Allawi helped British and American spy services plot against Saddam in the 1990s. In 2004, the Americans appointed him interim prime minister. In a result that surprised many Iraqis, Allawi's bloc won 91 seats in the new parliament, giving him the first swing at trying to form a coalition.
"We are the winners. We have won the elections, and it is our constitutional duty to form the government," Allawi says.
His nearest rival, Maliki, won 89 seats, but immediately charged fraud. The recount decision last week gave Maliki a boost and a chance of pulling ahead of Allawi. But Allawi points out that he, as well as Iraq's Kurds, also disputed the vote in some other areas of the country.
"If no counting is taking place in other places that have been disputed, including what the Kurds have disputed ... we are not going to acknowledge the result of recount in Baghdad," Allawi says.
He says it's not clear who will do the manual recount, and he has demanded proof that the two-month-old ballot boxes have not been tampered with.
A spokesman for Maliki's bloc said simply that the recount has been ordered by a court of law, and that Allawi should also restrict his actions to the legal process.

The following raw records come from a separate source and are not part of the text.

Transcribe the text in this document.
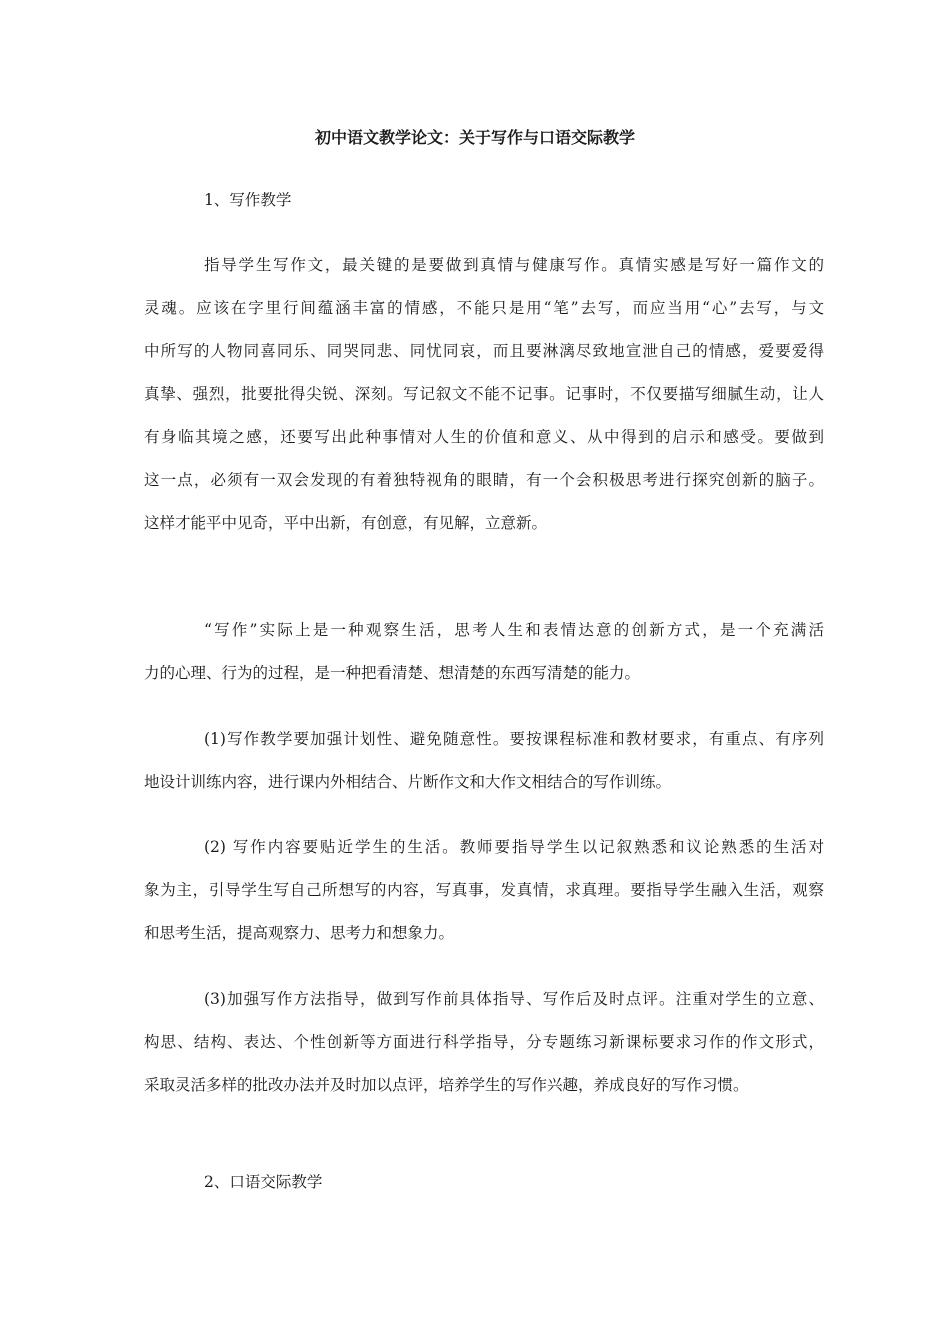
初中语文教学论文：关于写作与口语交际教学
1、写作教学
指导学生写作文，最关键的是要做到真情与健康写作。真情实感是写好一篇作文的
灵魂。应该在字里行间蕴涵丰富的情感，不能只是用“笔”去写，而应当用“心”去写，与文
中所写的人物同喜同乐、同哭同悲、同忧同哀，而且要淋漓尽致地宣泄自己的情感，爱要爱得
真挚、强烈，批要批得尖锐、深刻。写记叙文不能不记事。记事时，不仅要描写细腻生动，让人
有身临其境之感，还要写出此种事情对人生的价值和意义、从中得到的启示和感受。要做到
这一点，必须有一双会发现的有着独特视角的眼睛，有一个会积极思考进行探究创新的脑子。
这样才能平中见奇，平中出新，有创意，有见解，立意新。
“写作”实际上是一种观察生活，思考人生和表情达意的创新方式，是一个充满活
力的心理、行为的过程，是一种把看清楚、想清楚的东西写清楚的能力。
(1)写作教学要加强计划性、避免随意性。要按课程标准和教材要求，有重点、有序列
地设计训练内容，进行课内外相结合、片断作文和大作文相结合的写作训练。
(2) 写作内容要贴近学生的生活。教师要指导学生以记叙熟悉和议论熟悉的生活对
象为主，引导学生写自己所想写的内容，写真事，发真情，求真理。要指导学生融入生活，观察
和思考生活，提高观察力、思考力和想象力。
(3)加强写作方法指导，做到写作前具体指导、写作后及时点评。注重对学生的立意、
构思、结构、表达、个性创新等方面进行科学指导，分专题练习新课标要求习作的作文形式，
采取灵活多样的批改办法并及时加以点评，培养学生的写作兴趣，养成良好的写作习惯。
2、口语交际教学
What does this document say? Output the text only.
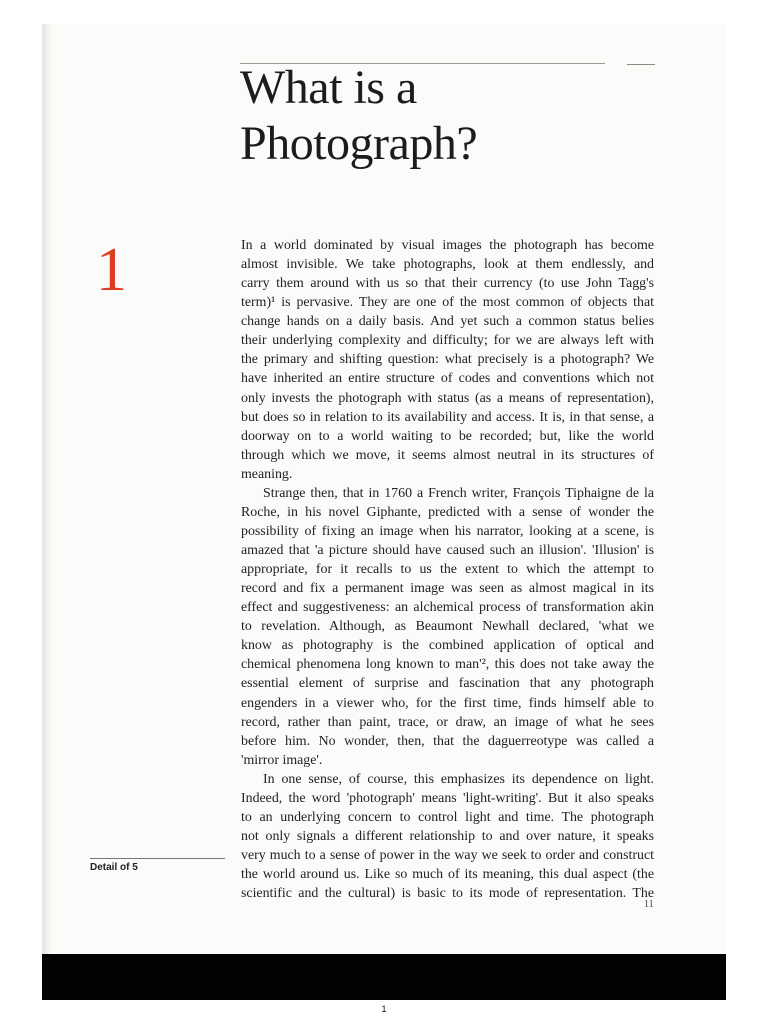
What is a
Photograph?
1	In a world dominated by visual images the photograph has become
almost invisible. We take photographs, look at them endlessly, and
carry them around with us so that their currency (to use John Tagg's
term)¹ is pervasive. They are one of the most common of objects that
change hands on a daily basis. And yet such a common status belies
their underlying complexity and difficulty; for we are always left with
the primary and shifting question: what precisely is a photograph? We
have inherited an entire structure of codes and conventions which not
only invests the photograph with status (as a means of representation),
but does so in relation to its availability and access. It is, in that sense, a
doorway on to a world waiting to be recorded; but, like the world
through which we move, it seems almost neutral in its structures of
meaning.
Strange then, that in 1760 a French writer, François Tiphaigne de la
Roche, in his novel Giphante, predicted with a sense of wonder the
possibility of fixing an image when his narrator, looking at a scene, is
amazed that 'a picture should have caused such an illusion'. 'Illusion' is
appropriate, for it recalls to us the extent to which the attempt to
record and fix a permanent image was seen as almost magical in its
effect and suggestiveness: an alchemical process of transformation akin
to revelation. Although, as Beaumont Newhall declared, 'what we
know as photography is the combined application of optical and
chemical phenomena long known to man'², this does not take away the
essential element of surprise and fascination that any photograph
engenders in a viewer who, for the first time, finds himself able to
record, rather than paint, trace, or draw, an image of what he sees
before him. No wonder, then, that the daguerreotype was called a
'mirror image'.
In one sense, of course, this emphasizes its dependence on light.
Indeed, the word 'photograph' means 'light-writing'. But it also speaks
to an underlying concern to control light and time. The photograph
not only signals a different relationship to and over nature, it speaks
very much to a sense of power in the way we seek to order and construct
the world around us. Like so much of its meaning, this dual aspect (the
scientific and the cultural) is basic to its mode of representation. The
Detail of 5
11
1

But Allawi has even suggested that the entire election may need to be redone. As for fears of instability while Iraq waits to form its new government, Allawi says it's already here.
"The talk about security is false," Allawi says. "The innocent Iraqi blood is being shed every single day in the streets of Iraq."

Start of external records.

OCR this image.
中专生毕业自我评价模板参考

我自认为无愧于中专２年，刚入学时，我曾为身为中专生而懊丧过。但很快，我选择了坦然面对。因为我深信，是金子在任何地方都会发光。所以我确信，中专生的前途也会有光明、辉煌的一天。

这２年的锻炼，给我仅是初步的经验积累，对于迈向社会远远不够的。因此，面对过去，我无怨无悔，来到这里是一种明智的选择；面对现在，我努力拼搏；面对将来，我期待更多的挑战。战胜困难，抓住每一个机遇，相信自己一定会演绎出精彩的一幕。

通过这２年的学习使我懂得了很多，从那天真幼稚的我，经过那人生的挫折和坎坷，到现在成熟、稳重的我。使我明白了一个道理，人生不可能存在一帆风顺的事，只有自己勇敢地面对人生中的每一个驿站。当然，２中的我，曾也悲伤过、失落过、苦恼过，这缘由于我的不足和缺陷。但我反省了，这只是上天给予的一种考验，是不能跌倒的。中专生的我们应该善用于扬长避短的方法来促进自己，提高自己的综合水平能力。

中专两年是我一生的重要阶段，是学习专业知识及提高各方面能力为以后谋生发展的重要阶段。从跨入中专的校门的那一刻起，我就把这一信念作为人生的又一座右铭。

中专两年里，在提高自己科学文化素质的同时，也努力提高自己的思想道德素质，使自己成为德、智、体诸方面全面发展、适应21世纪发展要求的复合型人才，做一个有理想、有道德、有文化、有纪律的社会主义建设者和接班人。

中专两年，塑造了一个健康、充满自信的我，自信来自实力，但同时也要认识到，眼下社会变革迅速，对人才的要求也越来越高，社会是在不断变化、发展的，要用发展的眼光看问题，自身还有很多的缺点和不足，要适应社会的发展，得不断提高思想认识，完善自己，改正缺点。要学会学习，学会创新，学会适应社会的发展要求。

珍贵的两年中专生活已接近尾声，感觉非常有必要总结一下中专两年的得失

The extra delay may well push the new government's start date past Sept. 1, when 45,000 U.S. troops will have left Iraq, making it more difficult for the U.S. to intervene if sectarian violence ramps up again. Allawi claims his candidacy represents a step past sectarianism in Iraq: Despite the fact that he is a secular Shiite, it was mostly Sunni voters who put him in the lead position.
"I hope that we are departing the scene of sectarianism. ... Al-Qaida are not wanting to see this happening," he says. "They want to drive a wedge between the various sects in Iraq, but I don't think they will be successful."
Regardless of the recount controversy, either Allawi or Maliki needs much more than the two-seat margin of victory. To reach the magic number of 163 seats for a majority in parliament, they will need support from the other large blocs. Those Kurdish and religious Shiite parties are waiting to see which suitor will come knocking first, and then the bargaining will begin in earnest, and at length.